If one of the second and third operands is of the null type and the type of the other is a reference type, then the type of the conditional expression is that reference type.

Otherwise, if the second and third operands have types that are convertible (§5.1.8) to numeric types, then there are several cases:

• If one of the operands is of type byte or Byte and the other is of type short or Short, then the type of the conditional expression is short.

• If one of the operands is of type T where T is byte, short, or char, and the other operand is a constant expression (§15.28) of type int whose value is representable in type T, then the type of the conditional expression is T.
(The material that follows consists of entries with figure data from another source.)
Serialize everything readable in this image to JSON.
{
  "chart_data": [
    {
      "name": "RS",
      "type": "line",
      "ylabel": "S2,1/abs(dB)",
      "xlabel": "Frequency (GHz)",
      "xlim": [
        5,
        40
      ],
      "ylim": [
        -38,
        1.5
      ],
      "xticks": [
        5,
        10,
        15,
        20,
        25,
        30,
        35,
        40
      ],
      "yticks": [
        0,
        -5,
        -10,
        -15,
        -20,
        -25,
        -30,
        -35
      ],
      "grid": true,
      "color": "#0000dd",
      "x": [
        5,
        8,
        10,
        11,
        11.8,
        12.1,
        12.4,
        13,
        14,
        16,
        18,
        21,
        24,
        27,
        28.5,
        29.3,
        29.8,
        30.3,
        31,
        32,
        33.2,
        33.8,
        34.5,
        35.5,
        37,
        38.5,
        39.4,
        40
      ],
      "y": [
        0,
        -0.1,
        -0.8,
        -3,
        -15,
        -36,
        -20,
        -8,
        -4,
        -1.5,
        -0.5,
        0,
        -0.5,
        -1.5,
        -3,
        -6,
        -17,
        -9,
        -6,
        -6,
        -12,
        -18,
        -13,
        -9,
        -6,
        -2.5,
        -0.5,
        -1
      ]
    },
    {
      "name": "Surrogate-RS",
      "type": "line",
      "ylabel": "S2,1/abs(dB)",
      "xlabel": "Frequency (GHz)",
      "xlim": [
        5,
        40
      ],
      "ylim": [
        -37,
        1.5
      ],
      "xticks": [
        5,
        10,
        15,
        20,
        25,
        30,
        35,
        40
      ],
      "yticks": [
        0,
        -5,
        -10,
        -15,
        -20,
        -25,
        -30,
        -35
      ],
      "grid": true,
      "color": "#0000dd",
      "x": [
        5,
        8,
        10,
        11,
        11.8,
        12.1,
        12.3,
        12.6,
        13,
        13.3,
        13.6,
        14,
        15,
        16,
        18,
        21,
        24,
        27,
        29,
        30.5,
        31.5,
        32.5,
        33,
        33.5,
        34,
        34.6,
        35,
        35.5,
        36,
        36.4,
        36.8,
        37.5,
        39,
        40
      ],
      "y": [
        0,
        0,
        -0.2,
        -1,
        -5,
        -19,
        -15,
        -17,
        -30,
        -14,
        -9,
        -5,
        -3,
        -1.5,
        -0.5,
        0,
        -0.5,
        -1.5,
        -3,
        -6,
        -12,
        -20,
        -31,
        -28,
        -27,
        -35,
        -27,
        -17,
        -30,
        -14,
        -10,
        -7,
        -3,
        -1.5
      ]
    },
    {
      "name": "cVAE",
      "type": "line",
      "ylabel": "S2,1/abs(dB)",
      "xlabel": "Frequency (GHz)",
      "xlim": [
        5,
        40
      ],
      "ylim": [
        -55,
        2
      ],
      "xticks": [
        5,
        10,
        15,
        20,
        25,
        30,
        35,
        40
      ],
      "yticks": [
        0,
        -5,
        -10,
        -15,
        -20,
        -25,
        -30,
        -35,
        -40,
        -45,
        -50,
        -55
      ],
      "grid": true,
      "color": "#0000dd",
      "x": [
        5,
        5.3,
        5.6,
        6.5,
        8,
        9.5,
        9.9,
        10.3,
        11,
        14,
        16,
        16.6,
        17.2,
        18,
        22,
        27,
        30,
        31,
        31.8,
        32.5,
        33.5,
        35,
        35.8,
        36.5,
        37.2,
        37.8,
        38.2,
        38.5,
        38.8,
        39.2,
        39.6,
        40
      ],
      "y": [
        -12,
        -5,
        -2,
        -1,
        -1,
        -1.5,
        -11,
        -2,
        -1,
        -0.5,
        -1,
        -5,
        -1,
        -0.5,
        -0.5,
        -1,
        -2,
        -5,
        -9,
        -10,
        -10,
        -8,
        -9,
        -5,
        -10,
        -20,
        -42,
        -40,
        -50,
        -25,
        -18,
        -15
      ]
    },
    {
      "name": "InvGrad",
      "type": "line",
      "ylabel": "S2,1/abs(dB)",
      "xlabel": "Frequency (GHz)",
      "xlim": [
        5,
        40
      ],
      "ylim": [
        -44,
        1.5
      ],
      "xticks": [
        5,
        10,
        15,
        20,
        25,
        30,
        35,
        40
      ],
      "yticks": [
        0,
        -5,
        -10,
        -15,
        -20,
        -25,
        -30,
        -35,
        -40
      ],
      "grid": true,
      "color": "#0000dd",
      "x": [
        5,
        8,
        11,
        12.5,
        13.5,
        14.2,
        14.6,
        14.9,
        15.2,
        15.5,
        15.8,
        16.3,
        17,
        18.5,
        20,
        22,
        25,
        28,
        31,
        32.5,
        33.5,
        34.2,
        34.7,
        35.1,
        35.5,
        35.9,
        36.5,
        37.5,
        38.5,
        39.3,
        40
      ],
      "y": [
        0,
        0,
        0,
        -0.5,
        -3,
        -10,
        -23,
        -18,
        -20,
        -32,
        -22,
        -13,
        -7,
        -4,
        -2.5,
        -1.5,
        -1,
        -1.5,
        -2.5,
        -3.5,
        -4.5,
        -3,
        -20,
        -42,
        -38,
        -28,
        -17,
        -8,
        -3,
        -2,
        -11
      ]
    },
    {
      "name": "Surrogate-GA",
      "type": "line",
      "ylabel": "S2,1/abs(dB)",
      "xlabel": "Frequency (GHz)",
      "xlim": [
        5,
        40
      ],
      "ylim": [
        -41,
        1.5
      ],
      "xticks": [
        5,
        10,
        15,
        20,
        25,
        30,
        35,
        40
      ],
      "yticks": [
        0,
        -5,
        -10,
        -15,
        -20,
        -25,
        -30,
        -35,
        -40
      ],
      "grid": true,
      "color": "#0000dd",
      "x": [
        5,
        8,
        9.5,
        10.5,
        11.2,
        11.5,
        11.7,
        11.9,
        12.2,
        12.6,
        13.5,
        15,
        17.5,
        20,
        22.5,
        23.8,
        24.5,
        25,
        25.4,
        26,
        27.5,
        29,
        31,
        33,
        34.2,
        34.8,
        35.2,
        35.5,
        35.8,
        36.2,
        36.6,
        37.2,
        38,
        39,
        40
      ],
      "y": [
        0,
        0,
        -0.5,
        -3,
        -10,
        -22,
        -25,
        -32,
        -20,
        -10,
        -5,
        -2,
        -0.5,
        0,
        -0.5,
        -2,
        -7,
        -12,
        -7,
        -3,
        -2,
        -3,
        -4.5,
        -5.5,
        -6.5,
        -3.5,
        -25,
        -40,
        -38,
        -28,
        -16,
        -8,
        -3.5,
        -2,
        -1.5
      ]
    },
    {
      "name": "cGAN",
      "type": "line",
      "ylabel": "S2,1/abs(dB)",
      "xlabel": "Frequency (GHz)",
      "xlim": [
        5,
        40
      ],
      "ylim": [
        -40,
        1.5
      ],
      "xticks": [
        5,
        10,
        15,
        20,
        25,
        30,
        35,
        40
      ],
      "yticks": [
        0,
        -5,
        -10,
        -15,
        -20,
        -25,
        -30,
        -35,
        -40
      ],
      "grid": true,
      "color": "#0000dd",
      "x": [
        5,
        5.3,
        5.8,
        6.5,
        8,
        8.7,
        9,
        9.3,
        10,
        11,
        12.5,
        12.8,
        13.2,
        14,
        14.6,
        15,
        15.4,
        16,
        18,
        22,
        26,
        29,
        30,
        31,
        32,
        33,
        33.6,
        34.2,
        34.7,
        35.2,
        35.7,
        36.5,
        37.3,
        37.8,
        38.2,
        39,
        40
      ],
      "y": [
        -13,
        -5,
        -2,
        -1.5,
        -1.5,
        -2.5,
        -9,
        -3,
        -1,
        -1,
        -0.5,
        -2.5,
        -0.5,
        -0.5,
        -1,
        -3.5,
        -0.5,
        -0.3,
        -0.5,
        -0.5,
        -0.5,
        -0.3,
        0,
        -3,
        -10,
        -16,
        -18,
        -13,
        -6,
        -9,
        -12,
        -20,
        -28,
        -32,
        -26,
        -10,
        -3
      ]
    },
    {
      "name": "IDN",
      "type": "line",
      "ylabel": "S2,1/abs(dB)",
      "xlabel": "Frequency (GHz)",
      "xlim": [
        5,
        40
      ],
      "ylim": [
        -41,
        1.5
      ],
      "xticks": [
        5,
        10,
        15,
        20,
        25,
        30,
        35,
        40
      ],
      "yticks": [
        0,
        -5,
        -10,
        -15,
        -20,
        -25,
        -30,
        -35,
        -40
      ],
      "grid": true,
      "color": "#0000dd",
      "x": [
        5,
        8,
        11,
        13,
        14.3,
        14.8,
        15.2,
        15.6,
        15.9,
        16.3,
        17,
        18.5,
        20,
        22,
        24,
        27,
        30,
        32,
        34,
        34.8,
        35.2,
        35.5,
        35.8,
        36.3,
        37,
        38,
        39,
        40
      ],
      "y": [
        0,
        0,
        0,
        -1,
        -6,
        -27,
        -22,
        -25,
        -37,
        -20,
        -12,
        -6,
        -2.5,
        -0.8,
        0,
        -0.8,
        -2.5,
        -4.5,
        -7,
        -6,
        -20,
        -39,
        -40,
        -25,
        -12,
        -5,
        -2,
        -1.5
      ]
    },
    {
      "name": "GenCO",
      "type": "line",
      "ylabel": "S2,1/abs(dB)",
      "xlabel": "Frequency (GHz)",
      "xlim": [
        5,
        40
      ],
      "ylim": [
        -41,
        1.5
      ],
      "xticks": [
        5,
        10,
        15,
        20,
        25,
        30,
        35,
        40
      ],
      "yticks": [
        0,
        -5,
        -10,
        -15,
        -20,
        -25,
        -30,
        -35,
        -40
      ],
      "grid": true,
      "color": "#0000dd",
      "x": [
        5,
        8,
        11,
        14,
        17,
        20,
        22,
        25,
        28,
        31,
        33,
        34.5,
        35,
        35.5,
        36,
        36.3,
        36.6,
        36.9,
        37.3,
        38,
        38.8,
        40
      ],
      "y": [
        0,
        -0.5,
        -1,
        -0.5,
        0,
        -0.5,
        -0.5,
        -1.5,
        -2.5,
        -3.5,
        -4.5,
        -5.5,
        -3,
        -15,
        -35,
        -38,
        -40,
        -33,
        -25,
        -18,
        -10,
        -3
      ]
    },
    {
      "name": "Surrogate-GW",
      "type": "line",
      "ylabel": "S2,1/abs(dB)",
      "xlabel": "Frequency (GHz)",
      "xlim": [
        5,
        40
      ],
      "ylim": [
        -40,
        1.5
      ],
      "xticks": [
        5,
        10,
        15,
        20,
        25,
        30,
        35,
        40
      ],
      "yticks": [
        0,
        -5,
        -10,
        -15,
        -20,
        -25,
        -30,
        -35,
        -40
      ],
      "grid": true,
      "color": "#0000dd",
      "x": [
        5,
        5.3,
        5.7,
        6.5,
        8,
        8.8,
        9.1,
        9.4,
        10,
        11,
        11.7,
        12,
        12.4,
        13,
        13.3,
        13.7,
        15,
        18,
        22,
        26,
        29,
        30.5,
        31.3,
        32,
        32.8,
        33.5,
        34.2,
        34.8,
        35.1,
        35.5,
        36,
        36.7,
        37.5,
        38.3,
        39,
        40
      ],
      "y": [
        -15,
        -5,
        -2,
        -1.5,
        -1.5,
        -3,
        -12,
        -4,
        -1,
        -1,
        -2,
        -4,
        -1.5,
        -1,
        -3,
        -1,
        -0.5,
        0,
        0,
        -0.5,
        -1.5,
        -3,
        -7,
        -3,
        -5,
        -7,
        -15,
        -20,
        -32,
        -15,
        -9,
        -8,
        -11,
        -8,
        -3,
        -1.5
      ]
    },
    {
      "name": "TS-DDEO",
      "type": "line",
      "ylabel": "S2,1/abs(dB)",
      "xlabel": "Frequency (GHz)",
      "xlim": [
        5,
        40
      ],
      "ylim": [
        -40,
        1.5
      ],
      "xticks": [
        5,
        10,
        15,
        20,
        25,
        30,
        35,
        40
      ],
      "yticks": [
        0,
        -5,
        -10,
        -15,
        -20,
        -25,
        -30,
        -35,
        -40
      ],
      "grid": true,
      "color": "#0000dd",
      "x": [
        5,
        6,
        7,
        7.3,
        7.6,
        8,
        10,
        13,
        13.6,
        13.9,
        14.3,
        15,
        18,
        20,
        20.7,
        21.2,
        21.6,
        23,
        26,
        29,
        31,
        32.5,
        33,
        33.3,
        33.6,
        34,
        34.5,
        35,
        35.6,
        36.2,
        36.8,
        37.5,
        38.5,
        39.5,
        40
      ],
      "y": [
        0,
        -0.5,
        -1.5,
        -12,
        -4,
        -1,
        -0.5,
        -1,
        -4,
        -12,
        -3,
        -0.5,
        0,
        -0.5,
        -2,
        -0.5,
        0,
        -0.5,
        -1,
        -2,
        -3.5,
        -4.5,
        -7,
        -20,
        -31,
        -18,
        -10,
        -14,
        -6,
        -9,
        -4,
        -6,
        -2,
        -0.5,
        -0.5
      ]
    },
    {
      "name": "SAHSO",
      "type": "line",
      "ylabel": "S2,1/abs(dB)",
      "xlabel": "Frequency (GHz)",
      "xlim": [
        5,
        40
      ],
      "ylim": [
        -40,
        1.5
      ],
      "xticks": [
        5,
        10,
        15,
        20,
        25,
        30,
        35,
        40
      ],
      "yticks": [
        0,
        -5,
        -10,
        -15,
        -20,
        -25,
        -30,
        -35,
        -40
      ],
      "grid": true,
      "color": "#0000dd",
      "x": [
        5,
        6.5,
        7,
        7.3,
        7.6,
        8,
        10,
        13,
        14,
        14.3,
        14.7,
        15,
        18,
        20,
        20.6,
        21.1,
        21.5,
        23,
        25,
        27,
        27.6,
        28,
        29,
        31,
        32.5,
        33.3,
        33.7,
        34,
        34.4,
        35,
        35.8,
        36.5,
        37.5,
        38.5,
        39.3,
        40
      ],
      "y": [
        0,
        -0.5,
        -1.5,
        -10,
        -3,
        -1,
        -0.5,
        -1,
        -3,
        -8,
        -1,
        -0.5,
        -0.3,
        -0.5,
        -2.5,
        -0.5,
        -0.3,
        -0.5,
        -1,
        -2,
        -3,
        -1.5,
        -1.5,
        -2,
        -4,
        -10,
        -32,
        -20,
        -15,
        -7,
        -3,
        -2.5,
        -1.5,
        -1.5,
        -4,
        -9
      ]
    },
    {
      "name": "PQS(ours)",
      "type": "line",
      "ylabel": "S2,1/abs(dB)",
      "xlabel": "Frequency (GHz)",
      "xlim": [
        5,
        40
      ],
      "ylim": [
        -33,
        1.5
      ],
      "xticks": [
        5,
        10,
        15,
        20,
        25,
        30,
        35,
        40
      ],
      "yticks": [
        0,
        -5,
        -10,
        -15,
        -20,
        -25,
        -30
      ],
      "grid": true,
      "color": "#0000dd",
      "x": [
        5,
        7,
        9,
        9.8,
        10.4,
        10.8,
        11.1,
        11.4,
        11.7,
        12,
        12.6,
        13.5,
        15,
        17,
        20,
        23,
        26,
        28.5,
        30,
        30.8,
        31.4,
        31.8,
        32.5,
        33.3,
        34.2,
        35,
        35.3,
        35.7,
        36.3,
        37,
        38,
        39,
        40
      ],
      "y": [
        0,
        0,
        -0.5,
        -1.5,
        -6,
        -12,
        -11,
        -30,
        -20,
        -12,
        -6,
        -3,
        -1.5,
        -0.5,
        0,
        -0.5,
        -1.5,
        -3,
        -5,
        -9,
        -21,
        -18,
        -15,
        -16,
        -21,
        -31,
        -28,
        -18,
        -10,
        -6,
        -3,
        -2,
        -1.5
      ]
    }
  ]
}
• If one of the operands is of type T, where T is Byte, Short, or Character, and the other operand is a constant expression (§15.28) of type int whose value is representable in the type U which is the result of applying unboxing conversion to T, then the type of the conditional expression is U.

• Otherwise, binary numeric promotion (§5.6.2) is applied to the operand types, and the type of the conditional expression is the promoted type of the second and third operands.

• Note that binary numeric promotion performs value set conversion (§5.1.13) and may perform unboxing conversion (§5.1.8).

Otherwise, the second and third operands are of types S1 and S2 respectively. Let T1 be the type that results from applying boxing conversion to S1, and let T2 be the type that results from applying boxing conversion to S2.

The type of the conditional expression is the result of applying capture conversion (§5.1.10) to lub(T1, T2) (§15.12.2.7).

Source

I have highlighted in bold two items that I think may be relevant to what is happening in the example. The question is, what exactly is happening and how in this case?

The first highlighted item - type compiler tries to apply these rules, sees that one of the operands is null.. but the second one is int, let me auto-pack it and it will be a reference type. And thus, the resulting type by the rule becomes Integer.

But why then the moment "let me auto-pack it and it will be a reference type" is not specified in the rule? Maybe this is implied, since this behavior is described elsewhere?

Or does the second highlighted rule still apply here? Honestly, I haven't figured it out yet, there is quite a lot of reading material and several times you need to jump through the links in the process of understanding, it will not be fast. Namely, what is "capture conversation" and " lub(T1, T2)".

But I can no longer understand, we have that S1 = = int type, S2 = = null type, then T1 == Integer, but what then with null and what is T2? I.e. it turns out that this rule does not apply.

I wonder what exactly is going on here?